Calculating Tension in Multiple Cords for Suspended Object - 250N Weight

[aligass2004]

Homework Statement

http://i241.photobucket.com/albums/ff4/alg5045/image546.jpg

Find the tension in each cord in the figure if the weight of the suspended object is 250N.

Part A) Find the tension in the cord A for system (a)
Part B) Find the tension in the cord B for system (a)
Part C) Find the tension in the cord C for system (a)
Part D) Find the tension in the cord A for system (b)
Part E) Find the tension in the cord B for system (b)
Part F) Find the tension in the cord B for system (b)

Homework Equations

F=ma

The Attempt at a Solution

I found the tension in both Cs by drawing a free body diagram and setting F=mg = 250N for both.
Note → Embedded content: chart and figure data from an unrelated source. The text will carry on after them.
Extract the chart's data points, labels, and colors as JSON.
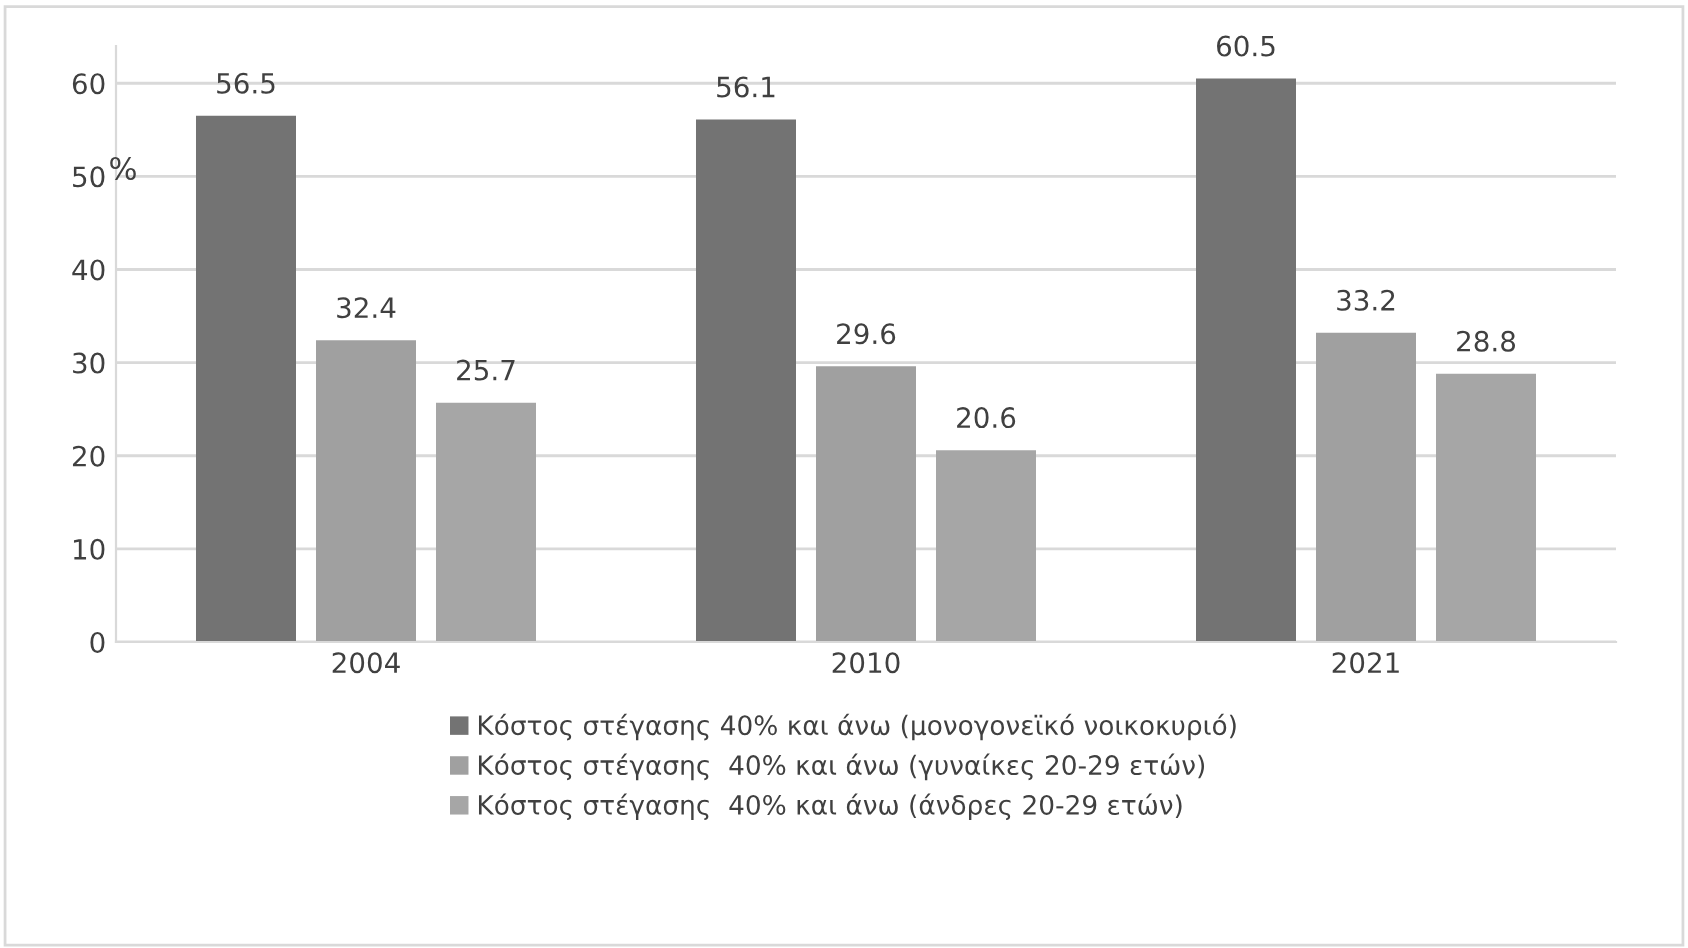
{
  "chart_data": {
    "type": "bar",
    "ylabel": "%",
    "categories": [
      "2004",
      "2010",
      "2021"
    ],
    "series": [
      {
        "name": "Κόστος στέγασης 40% και άνω (μονογονεϊκό νοικοκυριό)",
        "color": "#737373",
        "values": [
          56.5,
          56.1,
          60.5
        ]
      },
      {
        "name": "Κόστος στέγασης  40% και άνω (γυναίκες 20-29 ετών)",
        "color": "#a0a0a0",
        "values": [
          32.4,
          29.6,
          33.2
        ]
      },
      {
        "name": "Κόστος στέγασης  40% και άνω (άνδρες 20-29 ετών)",
        "color": "#a6a6a6",
        "values": [
          25.7,
          20.6,
          28.8
        ]
      }
    ],
    "ylim": [
      0,
      64
    ],
    "yticks": [
      0,
      10,
      20,
      30,
      40,
      50,
      60
    ],
    "grid": "y",
    "legend": "bottom",
    "data_labels": true
  }
}
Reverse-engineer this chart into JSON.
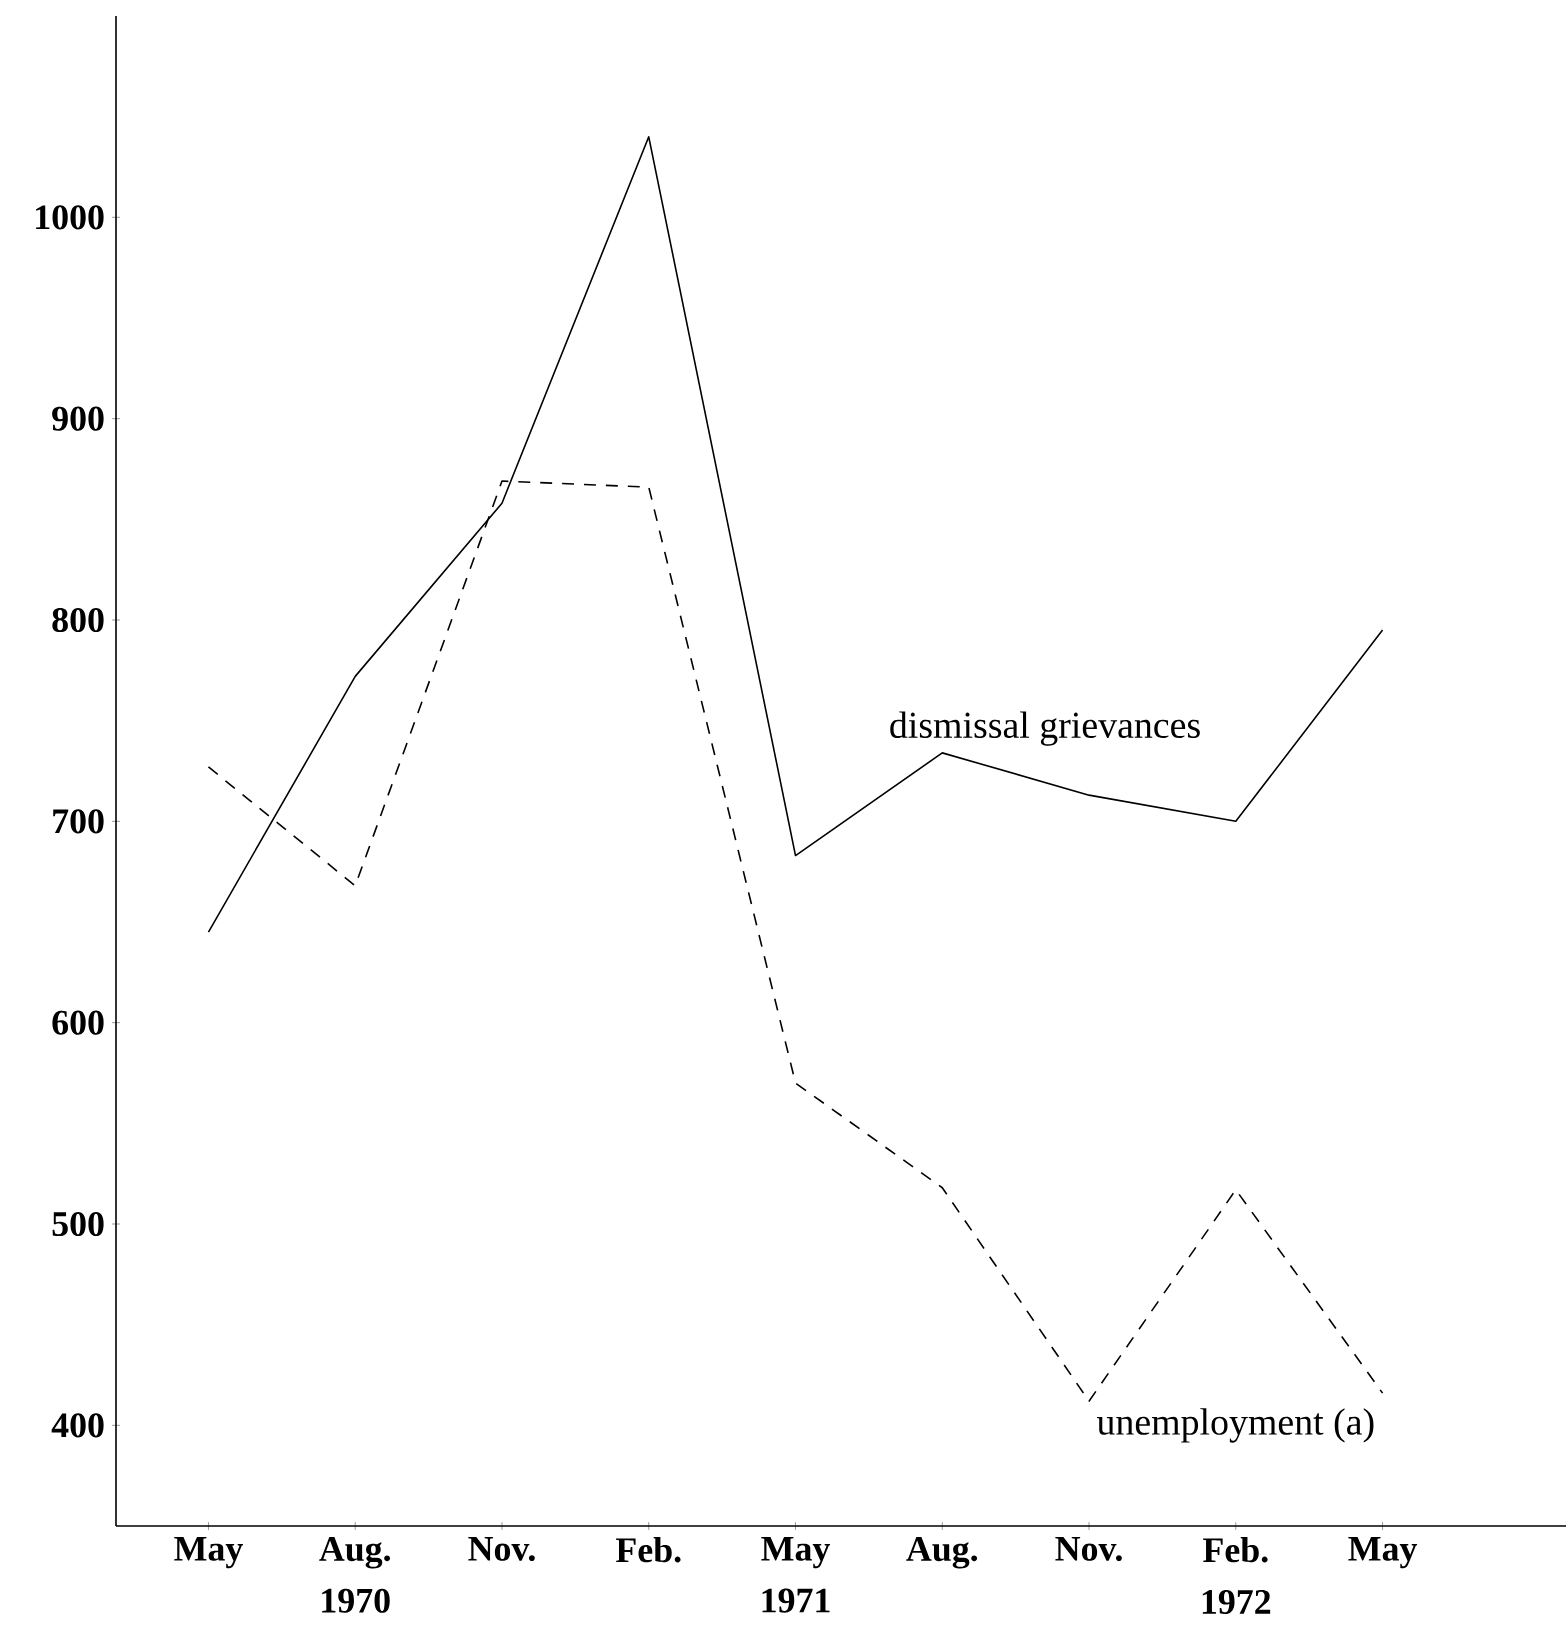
{
  "chart_data": {
    "type": "line",
    "categories": [
      "May",
      "Aug. 1970",
      "Nov.",
      "Feb.",
      "May 1971",
      "Aug.",
      "Nov.",
      "Feb. 1972",
      "May"
    ],
    "series": [
      {
        "name": "dismissal grievances",
        "color": "#000000",
        "line_style": "solid",
        "values": [
          645,
          772,
          858,
          1040,
          683,
          734,
          713,
          700,
          795
        ]
      },
      {
        "name": "unemployment (a)",
        "color": "#000000",
        "line_style": "dashed",
        "values": [
          727,
          668,
          869,
          866,
          570,
          518,
          412,
          517,
          416
        ]
      }
    ],
    "ylim": [
      350,
      1100
    ],
    "yticks": [
      400,
      500,
      600,
      700,
      800,
      900,
      1000
    ],
    "grid": false,
    "legend": false,
    "marker": "none"
  }
}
I've also found the tension in cord A for system b. Since there are two unknowns, I solved the horizontal equation Ax=Bx for B, and then I substituted B into the vertical equation. So the end equation would be A(sin210sin45-cos210sin45) = 250cos45. I got A = 685N.

Then I tried substituting A into the Asin(thetaA) = Bcos(thetaB). I got B = 484N, which was wrong.

I've also tried using the same principle to find the tensions in A and B for system a, but I can't get it.

 

[Q_Goest]

Are you familiar with how to sum forces in the various directions? Let's make the Y direction verticle and the X direction horizontal. Do you know how to set up the equations? Note that the direction of the force each string acts in is along the axis of the string.

 

[aligass2004]

For system a, the horizontal equation is Ax = Bx or Acos(thetaA) = Bcos(thetaB), and the vertical equation is Ay + By = C or Asin(thetaA) + Bsin(thetab) = C. For system b, the horizontal equation is again Ax = Bx or Asin(thetaA) = Bcos(thetaB) because A is below the horizon in this case. The vertical equation By = Ay + C or Bsin(thetaB) = Acos(thetaA) + C.

 

[Q_Goest]

For system a, the horizontal equation is Ax = Bx or Acos(thetaA) = Bcos(thetaB), and the vertical equation is Ay + By = C or Asin(thetaA) + Bsin(thetab) = C.

Good! You now have 2 equations with 2 unknowns.
Acos(thetaA) = Bcos(thetaB)
or
Acos(thetaA) - Bcos(thetaB) = 0

and

Asin(thetaA) + Bsin(thetab) = C

The two unknows are A and B. Note that you have all the angles and you also have C which you indicated in the OP.

Now do you know how to solve the two equations for the 2 unknowns?

The second problem is basically the same.

 

[aligass2004]

Well I already found A for system b = 685N, which was correct. However, when I plugged 685 into the horizontal equation, I got B = 484N, which was incorrect. I've also tried solving for A for system a. For that I got 685N again, but it wasn't right. I know how to solve them. We've done about a million problems in class. I just can't get the right answer.

 

[Q_Goest]

I've also tried solving for A for system a. For that I got 685N again, but it wasn't right. I know how to solve them. We've done about a million problems in class. I just can't get the right answer.

Ok, had a look but I don't get 685 for A on problem a. I got 183 N. Try again and just write out each step. The equations you gave are correct for the first problem:
Acos(thetaA) - Bcos(thetaB) = 0
Asin(thetaA) + Bsin(thetaB) = C

 

[aligass2004]

I meant 685 for A for system b. My mistake.

 

[Q_Goest]

For b, try writing out the two equations as was done for a. The first should be:
A sin(60) = B cos(45)
or
A sin(60) - B cos(45) = 0

Can you get that?
What's the second equation?

 

[aligass2004]

The second equation would be B sin(45) = A cos(210) +250

 

[Q_Goest]

B sin(45) = A cos(210) +250

Close... the force produced by B is vertically up and the force created by A and the 250N load is down as you show, so you have it set up right. But... why A cos(210)? How about A cos(60)?

Think of it this way, cos(60) = Ay / A
(cos of an angle = adjacent/hypotaneus)

so

Ay (ie: verticle force created by string A) = A cos(60)

Now take the two equations and see if you can solve. Start with:

A sin(60) - B cos(45) = 0
and
- A cos(60) + B sin(45) = 250

 

[aligass2004]

Ok. I got everything for system b, and I thank you for your help with that. Now I need help with system a. Would the equation be to solve for A for system a:

A[sin(150)cos(45) + cos(150)sin(45)] = 250cos(45)

 

[Q_Goest]

A[sin(150)cos(45) + cos(150)sin(45)] = 250cos(45)

Where do the 150 degree angles come from?

 

[aligass2004]

I figured it out. I don't know why I keep using the wrong angles. That's what was screwing me up I think. Thanks for your help.